The Sahaabah enquired from Rasulullah (Sallallahu Alayhi Wasallam) about the Qurbaani practice. Rasulullah (Sallallahu Alayhi Wasallam) said: “It is the way of your father, Ibraheem (alayhis salaam).” The Sahabah asked: “What will we acquire by it?” Rasullullah (Sallallahu Alayhi Wasallam) replied: “A good deed (is recorded for you) in return for every hair (on its body).” The Sahaabah asked: “O Rasulullah! If there is wool on the body?” Rasulullah (Sallallahu Alayhi Wasallam) said: “A good deed in return for every strand (of wool on its body).”

Here are the precepts and practices pertaining to Sacrifice, according to Hanafi Fiqh.

Sacrifice is Fardh for

Sacrifice, like Zakat, is essential for one who has the financial means and savings that remain surplus to his own needs over the year. It is essential for one’s own self.

However, a slaughter of animal can also be offered for each member of one’s family. It may be offered, though it is not essential, for one’s deceased relations, too, in the hope of benediction and blessings for the departed souls.

What to Sacrifice

All the permissible (halal) domesticated or reared quadrupeds can be offered for Sacrifice. Generally, slaughter of goats, sheep, rams, cows, and camels is offered. It is permissible for seven persons to share the sacrifice of a cow or a camel on the condition that no one’s share is less than one seventh and their intention is to offer Sacrifice.

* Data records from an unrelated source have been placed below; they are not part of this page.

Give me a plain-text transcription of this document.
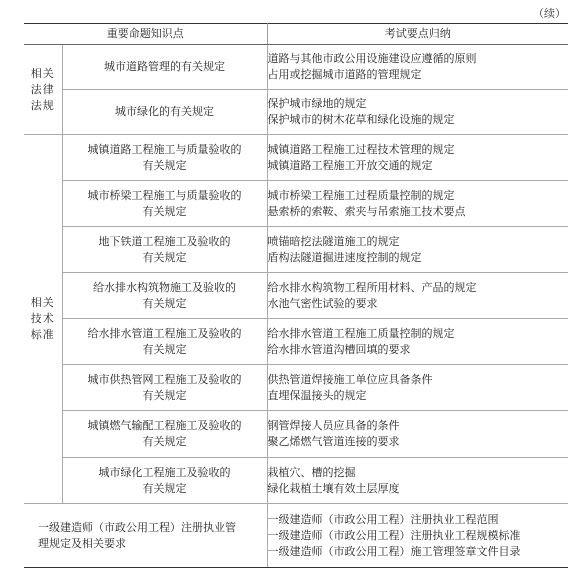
（续）
重要命题知识点		考试要点归纳

相关
法律
法规	城市道路管理的有关规定	道路与其他市政公用设施建设应遵循的原则
占用或挖掘城市道路的管理规定

	城市绿化的有关规定	保护城市绿地的规定
保护城市的树木花草和绿化设施的规定

相关
技术
标准	城镇道路工程施工与质量验收的
有关规定	城镇道路工程施工过程技术管理的规定
城镇道路工程施工开放交通的规定

	城市桥梁工程施工与质量验收的
有关规定	城市桥梁工程施工过程质量控制的规定
悬索桥的索鞍、索夹与吊索施工技术要点

	地下铁道工程施工及验收的
有关规定	喷锚暗挖法隧道施工的规定
盾构法隧道掘进速度控制的规定

	给水排水构筑物施工及验收的
有关规定	给水排水构筑物工程所用材料、产品的规定
水池气密性试验的要求

	给水排水管道工程施工及验收的
有关规定	给水排水管道工程施工质量控制的规定
给水排水管道沟槽回填的要求

	城市供热管网工程施工及验收的
有关规定	供热管道焊接施工单位应具备条件
直埋保温接头的规定

	城镇燃气输配工程施工及验收的
有关规定	钢管焊接人员应具备的条件
聚乙烯燃气管道连接的要求

	城市绿化工程施工及验收的
有关规定	栽植穴、槽的挖掘
绿化栽植土壤有效土层厚度

一级建造师（市政公用工程）注册执业管
理规定及相关要求		一级建造师（市政公用工程）注册执业工程范围
一级建造师（市政公用工程）注册执业工程规模标准
一级建造师（市政公用工程）施工管理签章文件目录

Age of Sacrificial Animals: Sacrifice of goat or sheep less than one year old (unless the sheep is so strong and fat that it looks to be a full one year old) is not in order. Cow should be at least two years old. Camels should not be less than five years old.

Disqualifying defects

Sacrifice of an animal will not be in order if it is one eyed, or blind, or has lost one third or more of its eyesight, or one third or more of its tail, or its ear has been cut off, or it is lame, or its bones have no marrow, or it has no ears by birth or its horns have been broken from their roots, or it has no teeth at all. If the number of teeth intact exceeds the lost ones, it is permissible. If it has no horns by birth, or has less than one third broken horns, it is permissible.

Distribution of meat

One should eat the meat of the sacrifice, give it to relations and friends, (to non-Muslims also) and also to the poor in charity. One third should be given in charity, but if it be less it will not be a sin.

Injunctions on the use of skin

It is not permissible to give a portion of meat or the skin of the slaughtered animal as wages. They should instead be given to the needy in charity. Even the rope and cover of the sacrificed animal should be given away as charity.


It is commendable that one who intends to offer a sacrifice should refrain from having a haircut, a shave, and pruning of nails, from the 1st of Dhu’l-Hijjah (up to the time he has performed the sacrifice).

Intention In the first instance, one who proposes to offer sacrifice must make an intention to that effect.

Method of Sacrifice

The animal for slaughter should be laid on its left side facing Kaabah and its throat cut open with a sharp knife, and its blood allowed draining. In the case of a camel, it should be allowed to remain standing after its left fore leg has been stringed. A sharp spear should then be thrust in its breast and on both sides of its neck, and the blood allowed draining.